Representative image of a stress and apoptosis signaling protein array following the treatment of LM8 cells with or without low-intensity pulsed ultrasound for 48 h. X, blank spot; p-, phosphorylated; ERK, mitogen-activated protein kinase; MAPK, mitogen-activated protein kinase; SAPK/JNK, mitogen-activated protein kinase 8; IκBα, NFκB inhibitor α; eIF2α, eukaryotic translation initiation factor 2α; TAK1, mitogen-activated protein kinase 7; Chk1, checkpoint kinase 1; Bad, Bcl-2-associated agonist of cell death.

Figure 9.

Effects on comprehensive intracellular signaling following LIPUS treatment for 24 h. LM8 cells were treated with LIPUS for 24 h, resulting in a significant increase in p-ERK1/2, p-Akt, and IκBα levels (p-ERK1/2, P<0.0001; p-Akt, P<0.0001; IκBα, P<0.0001) and a decrease in p-TAK1 and p-Chk1 levels (p-TAK1, P<0.0001; p-Chk1, P=0.0006). There was no effect on p-Bad levels (P=0.6926). LIPUS, low-intensity pulsed ultrasound; ERK1/2, mitogen-activated protein kinase 3/1; IκBα, NFκB inhibitor α; TAK1, mitogen-activated protein kinase 7; Chk1, checkpoint kinase 1; Bad, Bcl-2-associated agonist of cell death.

Figure 10.

Effects on intracellular signaling following LIPUS treatment for 48 h. LM8 cells were treated with LIPUS for 48 h, resulting in a significant increase in p-Akt and IκBα levels (p-Akt, P<0.0001; IκBα, P=0.0001) and a decrease in p-TAK1 and p-Chk1 levels (p-TAK1, P<0.0001; p-Chk1, P=0.0008).
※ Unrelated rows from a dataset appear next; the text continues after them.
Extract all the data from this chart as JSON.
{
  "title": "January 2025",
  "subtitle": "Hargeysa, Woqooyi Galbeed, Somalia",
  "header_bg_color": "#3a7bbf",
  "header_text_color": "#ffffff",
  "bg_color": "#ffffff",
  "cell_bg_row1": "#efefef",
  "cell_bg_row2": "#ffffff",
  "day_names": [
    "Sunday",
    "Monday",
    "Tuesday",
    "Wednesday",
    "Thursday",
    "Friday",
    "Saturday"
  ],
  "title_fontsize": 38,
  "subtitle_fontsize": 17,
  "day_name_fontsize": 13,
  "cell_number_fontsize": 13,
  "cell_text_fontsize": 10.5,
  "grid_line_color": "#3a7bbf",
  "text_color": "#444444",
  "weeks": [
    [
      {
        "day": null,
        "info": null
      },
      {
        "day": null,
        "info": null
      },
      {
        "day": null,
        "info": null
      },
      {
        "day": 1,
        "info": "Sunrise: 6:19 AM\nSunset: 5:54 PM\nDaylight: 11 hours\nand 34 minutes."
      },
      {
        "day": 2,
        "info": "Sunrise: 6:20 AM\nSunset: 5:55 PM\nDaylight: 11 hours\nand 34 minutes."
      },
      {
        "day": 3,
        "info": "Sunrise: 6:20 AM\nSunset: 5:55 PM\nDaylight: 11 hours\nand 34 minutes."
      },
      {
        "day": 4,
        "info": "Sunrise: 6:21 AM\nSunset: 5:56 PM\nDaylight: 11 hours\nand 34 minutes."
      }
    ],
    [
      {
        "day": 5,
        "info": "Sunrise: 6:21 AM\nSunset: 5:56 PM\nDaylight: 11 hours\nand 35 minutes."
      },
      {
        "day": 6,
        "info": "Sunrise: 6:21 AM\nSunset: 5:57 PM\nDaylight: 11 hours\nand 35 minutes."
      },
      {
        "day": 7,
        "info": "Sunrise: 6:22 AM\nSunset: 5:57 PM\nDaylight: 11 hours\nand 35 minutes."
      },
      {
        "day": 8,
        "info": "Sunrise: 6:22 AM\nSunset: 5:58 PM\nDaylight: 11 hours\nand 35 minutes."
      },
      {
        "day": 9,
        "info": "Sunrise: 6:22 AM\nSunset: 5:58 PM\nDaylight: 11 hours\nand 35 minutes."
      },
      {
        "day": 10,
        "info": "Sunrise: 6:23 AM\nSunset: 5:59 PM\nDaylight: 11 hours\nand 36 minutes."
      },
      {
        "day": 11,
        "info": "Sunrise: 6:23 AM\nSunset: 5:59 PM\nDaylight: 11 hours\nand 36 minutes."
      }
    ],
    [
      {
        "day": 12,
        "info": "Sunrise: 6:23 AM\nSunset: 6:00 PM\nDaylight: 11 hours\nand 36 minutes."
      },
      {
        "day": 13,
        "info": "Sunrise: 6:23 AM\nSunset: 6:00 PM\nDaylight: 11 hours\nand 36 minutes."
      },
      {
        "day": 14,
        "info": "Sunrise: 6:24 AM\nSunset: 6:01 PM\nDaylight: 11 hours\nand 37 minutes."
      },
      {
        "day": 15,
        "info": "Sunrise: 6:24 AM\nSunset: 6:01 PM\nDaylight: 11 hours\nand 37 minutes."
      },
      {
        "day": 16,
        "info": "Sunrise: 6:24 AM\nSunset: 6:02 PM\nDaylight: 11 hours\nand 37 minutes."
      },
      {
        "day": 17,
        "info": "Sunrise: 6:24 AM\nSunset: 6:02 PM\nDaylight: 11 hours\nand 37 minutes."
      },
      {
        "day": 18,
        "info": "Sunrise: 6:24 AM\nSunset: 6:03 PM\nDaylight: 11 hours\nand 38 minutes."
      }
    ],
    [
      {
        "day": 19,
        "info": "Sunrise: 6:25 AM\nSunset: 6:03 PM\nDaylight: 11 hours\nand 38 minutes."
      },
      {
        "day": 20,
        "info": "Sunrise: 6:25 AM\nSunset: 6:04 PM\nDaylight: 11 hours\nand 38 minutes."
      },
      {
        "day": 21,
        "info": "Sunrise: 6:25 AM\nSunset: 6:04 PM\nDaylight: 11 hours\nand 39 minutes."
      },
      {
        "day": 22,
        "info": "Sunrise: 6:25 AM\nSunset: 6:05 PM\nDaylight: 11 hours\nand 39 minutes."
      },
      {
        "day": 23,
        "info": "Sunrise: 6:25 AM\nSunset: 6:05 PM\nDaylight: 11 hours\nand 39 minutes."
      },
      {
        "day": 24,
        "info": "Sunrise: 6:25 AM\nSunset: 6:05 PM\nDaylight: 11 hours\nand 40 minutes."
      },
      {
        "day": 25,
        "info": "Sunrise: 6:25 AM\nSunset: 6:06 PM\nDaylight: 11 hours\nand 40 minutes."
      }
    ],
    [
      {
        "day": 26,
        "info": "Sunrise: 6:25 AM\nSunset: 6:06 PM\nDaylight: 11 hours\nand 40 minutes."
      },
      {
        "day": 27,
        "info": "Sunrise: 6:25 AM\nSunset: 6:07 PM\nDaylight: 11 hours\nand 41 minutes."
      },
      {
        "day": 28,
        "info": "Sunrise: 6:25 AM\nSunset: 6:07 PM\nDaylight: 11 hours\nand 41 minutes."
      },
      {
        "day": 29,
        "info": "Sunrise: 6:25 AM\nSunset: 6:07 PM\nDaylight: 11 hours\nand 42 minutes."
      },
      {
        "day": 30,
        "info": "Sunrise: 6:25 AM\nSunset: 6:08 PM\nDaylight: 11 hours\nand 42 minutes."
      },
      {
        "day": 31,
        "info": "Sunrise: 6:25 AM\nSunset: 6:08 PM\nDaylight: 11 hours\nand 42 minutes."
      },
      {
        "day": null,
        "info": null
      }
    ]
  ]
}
There were no effects on p-ERK1/2 or p-Bad levels (p-ERK1/2, P=0.2437; Bad, P=0.9837). LIPUS, low-intensity pulsed ultrasound; IκBα, NFκB inhibitor α; TAK1, mitogen-activated protein kinase 7; Chk1, checkpoint kinase 1; ERK, mitogen-activated protein kinase; Bad, Bcl-2-associated agonist of cell death.